ファーストライトの主観的印象を3点報告します。 あくまでも改造前の直視観望時の記憶との比較になります。
①想像どおり微光星の数が直視の場合と比べ、はるかに多く見えている印象でした。正に長時間露光による写真のようです。 プリズム(つまり長いガラス中光路と4回反射)を排除して、銀ミラーの2回反射としたことで、これだけ見え味が異なるもなのかと思いました。
②EMSによる90度対空による観望は、当然直視と比べて観望姿勢が楽になりました。 椅子に座ってじっくり対象を見続けられるというこは、今まで見ていなかった部分にも視線が走り、見えなかったものが見えてくる、そんな印象です。情報量が遥かに多い観望となりました。このことだけでもEMS改造をして良かったとつくづく思いました。

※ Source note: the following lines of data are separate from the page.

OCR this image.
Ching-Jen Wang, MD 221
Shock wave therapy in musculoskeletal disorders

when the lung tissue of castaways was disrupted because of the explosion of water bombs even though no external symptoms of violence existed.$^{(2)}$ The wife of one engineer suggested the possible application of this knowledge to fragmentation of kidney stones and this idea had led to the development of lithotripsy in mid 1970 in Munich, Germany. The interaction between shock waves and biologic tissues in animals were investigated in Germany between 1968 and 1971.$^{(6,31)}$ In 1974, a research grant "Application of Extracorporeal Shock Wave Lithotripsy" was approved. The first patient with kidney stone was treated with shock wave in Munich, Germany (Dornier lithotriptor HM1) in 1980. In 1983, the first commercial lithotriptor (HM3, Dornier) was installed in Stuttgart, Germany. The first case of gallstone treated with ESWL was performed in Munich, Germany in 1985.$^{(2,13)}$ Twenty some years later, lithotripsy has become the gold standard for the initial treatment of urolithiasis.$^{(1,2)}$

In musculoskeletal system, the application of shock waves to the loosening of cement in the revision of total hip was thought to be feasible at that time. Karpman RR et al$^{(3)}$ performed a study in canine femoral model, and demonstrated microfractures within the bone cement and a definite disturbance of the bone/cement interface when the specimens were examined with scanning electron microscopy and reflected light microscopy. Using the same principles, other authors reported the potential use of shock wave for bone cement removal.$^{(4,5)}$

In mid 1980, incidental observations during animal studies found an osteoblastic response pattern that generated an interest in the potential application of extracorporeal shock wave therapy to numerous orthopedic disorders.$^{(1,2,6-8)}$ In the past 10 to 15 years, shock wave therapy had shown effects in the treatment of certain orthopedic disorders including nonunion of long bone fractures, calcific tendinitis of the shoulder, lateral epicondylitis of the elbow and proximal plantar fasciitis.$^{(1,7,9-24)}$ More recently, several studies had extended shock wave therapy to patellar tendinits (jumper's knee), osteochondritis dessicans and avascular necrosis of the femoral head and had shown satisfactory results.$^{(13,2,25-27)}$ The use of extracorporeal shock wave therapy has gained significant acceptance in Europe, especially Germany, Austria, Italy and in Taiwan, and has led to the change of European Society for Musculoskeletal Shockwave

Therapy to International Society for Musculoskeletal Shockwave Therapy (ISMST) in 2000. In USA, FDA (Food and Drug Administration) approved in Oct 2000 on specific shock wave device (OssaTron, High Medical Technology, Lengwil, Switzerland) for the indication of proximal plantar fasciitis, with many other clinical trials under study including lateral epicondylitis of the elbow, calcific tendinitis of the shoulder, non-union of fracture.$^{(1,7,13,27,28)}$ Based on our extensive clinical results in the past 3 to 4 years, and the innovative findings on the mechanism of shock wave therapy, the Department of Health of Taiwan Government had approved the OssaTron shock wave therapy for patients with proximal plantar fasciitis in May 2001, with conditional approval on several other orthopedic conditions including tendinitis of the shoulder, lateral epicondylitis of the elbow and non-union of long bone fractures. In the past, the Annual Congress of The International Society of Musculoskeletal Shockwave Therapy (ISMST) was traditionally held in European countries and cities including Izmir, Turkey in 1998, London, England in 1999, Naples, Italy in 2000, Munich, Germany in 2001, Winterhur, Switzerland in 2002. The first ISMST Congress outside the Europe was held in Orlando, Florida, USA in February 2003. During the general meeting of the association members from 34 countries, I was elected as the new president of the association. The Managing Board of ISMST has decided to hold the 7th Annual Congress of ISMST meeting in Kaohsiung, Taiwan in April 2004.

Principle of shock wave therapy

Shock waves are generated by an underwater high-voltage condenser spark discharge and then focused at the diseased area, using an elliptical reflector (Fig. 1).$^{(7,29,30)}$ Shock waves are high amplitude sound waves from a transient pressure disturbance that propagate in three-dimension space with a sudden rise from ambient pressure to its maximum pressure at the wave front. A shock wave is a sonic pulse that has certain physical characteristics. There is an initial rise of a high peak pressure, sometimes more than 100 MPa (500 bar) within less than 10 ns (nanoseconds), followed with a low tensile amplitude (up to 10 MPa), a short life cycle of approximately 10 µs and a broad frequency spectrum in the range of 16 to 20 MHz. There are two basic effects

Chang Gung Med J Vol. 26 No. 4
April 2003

③アイピース交換式となり、80度を越える見掛け視界は、まるで‘’別機種‘’で星空を見渡している印象です。 フジノン純正の直視観望の時に「倍率40倍固定だと優秀な対物レンズがもったいないなぁ」と感じていましたが、EMS改造により対物レンズの性能をフル活用している印象です。 以上、短時間の二重星団の一点観望記でした。 この機材で星空探索を再度始めようと思っています。
Comment by Matsumoto / 管理者のコメント;
ご多忙の合間を縫っての頻度の高いリポートに感謝いたします。 実際の天体でのファーストライトリポート、好結果は予想していたものの、実際にこうしてご報告いただくと、感激ひとしおです。
古い教科書では、「プリズム双眼鏡はプリズムで発生する諸収差(色収差、球面収差他)を対物、接眼レンズを含めたトータルでキャンセルするように設計されているため、プリズムを撤去、あるいはミラーと交換すると、光学性能が悪化する。」 と書かれていたはずで、専門家になるほど、今回のような改造には批判的であることを承知しています。
しかし、現実はそう単純ではなく、机上の計算による予測が当たらないことも多いのです。 エレメントの収差を他のエレメントでキャンセルして行くのが光学設計の基本ではありますが、構成エレメントが複雑になるほど別のノイズが集積して、コントラストを低下させる一面もあります。
何はともあれ、200mm近いガラス中の光路(大型ポロプリズム)を排除し、銀ミラーによる2回反射に置き換えたことで、総合的な性能が向上したことが立証されたわけです。